1

This may be asked a lot but, so I am trying to insert a 4 million records to a database using java, I did a lot of googling and tried access and MySQL. Both were almost the same, with MySQL I tried statement.addBatch(); but still takes forever. the question is, what is the best time I can get ? and what is the best way ?

        counter++;
        String sqlQuery = "INSERT INTO employees VALUES("some query")";

        sqlState.addBatch(sqlQuery);

        if (counter == 1000) {

            sqlState.executeBatch();

            counter = 0;
        }

Also am I using the Batch right ?

Amir
  • 8,821
  • 7
  • 44
  • 48
Abdullah Asendar
  • 574
  • 1
  • 5
  • 31
  • If you **know** the data is consistent you can probably remove all constraints before inserting and add them when done. This should be a tremendous increase in performance. – Reut Sharabani Sep 01 '15 at 16:58
  • How are the records currently stored? Are they in an SQL file? If so, you should be able to run it as a script directly without the need to use Java. Just a thought. –  Sep 01 '15 at 17:07
  • I'd recommend you to check these: http://stackoverflow.com/q/11389449/1065197, http://stackoverflow.com/q/2993251/1065197 – Luiggi Mendoza Sep 01 '15 at 17:11
  • That sounds like an initial load of data. You might want to insert directly, bypassing Java. For MySQL, that would be using [LOAD DATA](https://dev.mysql.com/doc/refman/5.0/en/loading-tables.html). And as @ReutSharabani said, removing all indexes and foreign keys during the load will help immensely. It's *much* faster to rebuild an index of 4 million records than it is to insert them one at a time. – Andreas Sep 01 '15 at 17:24
  • @ReutSharabani i am not following you, i am new to all this – Abdullah Asendar Sep 01 '15 at 19:39
  • @Welshboy the records are in an XML file, i am parsing and inserting, if i save them in a .txt file after parsing , will that reduce the time ? – Abdullah Asendar Sep 01 '15 at 19:40
  • When you insert a row to an SQL table the database validates the row against aome constraints (primary key, foreign keys ...). The row is also indexed (possibly multiple times. This takes a lot of time and is unnecessary if you **know** the data is valid and you only intend to query it **after** the bulk insert. – Reut Sharabani Sep 02 '15 at 05:13
  • @ReutSharabani i managed to insert 1 billion records in 3 minutes, is that good ? – Abdullah Asendar Sep 02 '15 at 06:44
  • "Good" can only be determined with respect to your use case... – Reut Sharabani Sep 02 '15 at 06:45

1 Answers1

0

Reuse a single PreparedStatements, and set parameters on it for each record, then add it to the batch.

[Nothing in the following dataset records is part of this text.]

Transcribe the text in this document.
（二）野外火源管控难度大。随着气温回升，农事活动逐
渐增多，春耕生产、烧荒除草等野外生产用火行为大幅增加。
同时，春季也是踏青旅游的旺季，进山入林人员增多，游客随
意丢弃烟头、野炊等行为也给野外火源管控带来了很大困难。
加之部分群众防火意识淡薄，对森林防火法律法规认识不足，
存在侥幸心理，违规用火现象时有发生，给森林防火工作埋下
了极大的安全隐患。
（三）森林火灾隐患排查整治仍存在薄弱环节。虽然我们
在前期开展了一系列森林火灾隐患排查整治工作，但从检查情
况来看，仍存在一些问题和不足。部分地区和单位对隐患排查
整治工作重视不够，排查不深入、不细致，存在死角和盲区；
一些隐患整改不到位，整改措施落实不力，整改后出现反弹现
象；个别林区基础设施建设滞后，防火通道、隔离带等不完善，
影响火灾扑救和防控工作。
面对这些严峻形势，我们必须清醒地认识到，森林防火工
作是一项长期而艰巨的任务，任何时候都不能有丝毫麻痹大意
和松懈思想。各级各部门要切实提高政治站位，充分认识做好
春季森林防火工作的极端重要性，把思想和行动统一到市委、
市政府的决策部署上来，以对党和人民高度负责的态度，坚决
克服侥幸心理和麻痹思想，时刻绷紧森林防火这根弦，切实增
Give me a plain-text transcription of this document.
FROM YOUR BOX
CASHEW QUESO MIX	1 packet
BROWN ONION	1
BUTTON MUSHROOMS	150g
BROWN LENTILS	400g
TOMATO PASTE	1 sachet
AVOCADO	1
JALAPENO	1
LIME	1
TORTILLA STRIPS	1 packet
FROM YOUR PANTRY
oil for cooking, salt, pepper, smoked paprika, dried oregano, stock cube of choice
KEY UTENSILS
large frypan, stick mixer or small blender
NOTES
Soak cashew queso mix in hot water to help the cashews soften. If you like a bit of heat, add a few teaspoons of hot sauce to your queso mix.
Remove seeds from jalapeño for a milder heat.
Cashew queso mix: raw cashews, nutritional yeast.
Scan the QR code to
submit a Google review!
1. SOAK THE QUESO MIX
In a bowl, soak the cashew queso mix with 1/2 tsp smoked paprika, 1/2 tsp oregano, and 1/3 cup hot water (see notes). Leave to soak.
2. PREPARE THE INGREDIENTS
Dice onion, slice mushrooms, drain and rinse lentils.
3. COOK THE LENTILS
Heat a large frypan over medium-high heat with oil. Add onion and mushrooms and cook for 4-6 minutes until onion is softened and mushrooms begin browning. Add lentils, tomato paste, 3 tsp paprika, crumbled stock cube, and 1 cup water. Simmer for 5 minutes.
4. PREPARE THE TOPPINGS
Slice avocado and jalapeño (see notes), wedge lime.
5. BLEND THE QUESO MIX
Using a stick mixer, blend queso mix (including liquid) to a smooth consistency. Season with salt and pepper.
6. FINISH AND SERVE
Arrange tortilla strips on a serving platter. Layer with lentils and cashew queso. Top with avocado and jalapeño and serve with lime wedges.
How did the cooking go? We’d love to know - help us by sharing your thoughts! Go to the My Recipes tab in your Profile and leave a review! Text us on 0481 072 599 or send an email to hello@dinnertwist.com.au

PreparedStatement ps = conn.prepareStatement("Insert into employees (f1, f2, f3) VALUES (?, ?, ?)");
while (hasMoreRecords) {
  ps.setString(1, "v1");
  ps.setString(2, "v2");
  ....
  ps.addBatch();
  if (++i % 1000 == 0) {
    ps.executeBatch();
  }
}
ps.executeBatch();

This won't be a huge difference, but is optimal.

Does your INSERT use a sub-query? Maybe that sub-query is slow.

Sam Barnum
  • 10,559
  • 3
  • 54
  • 60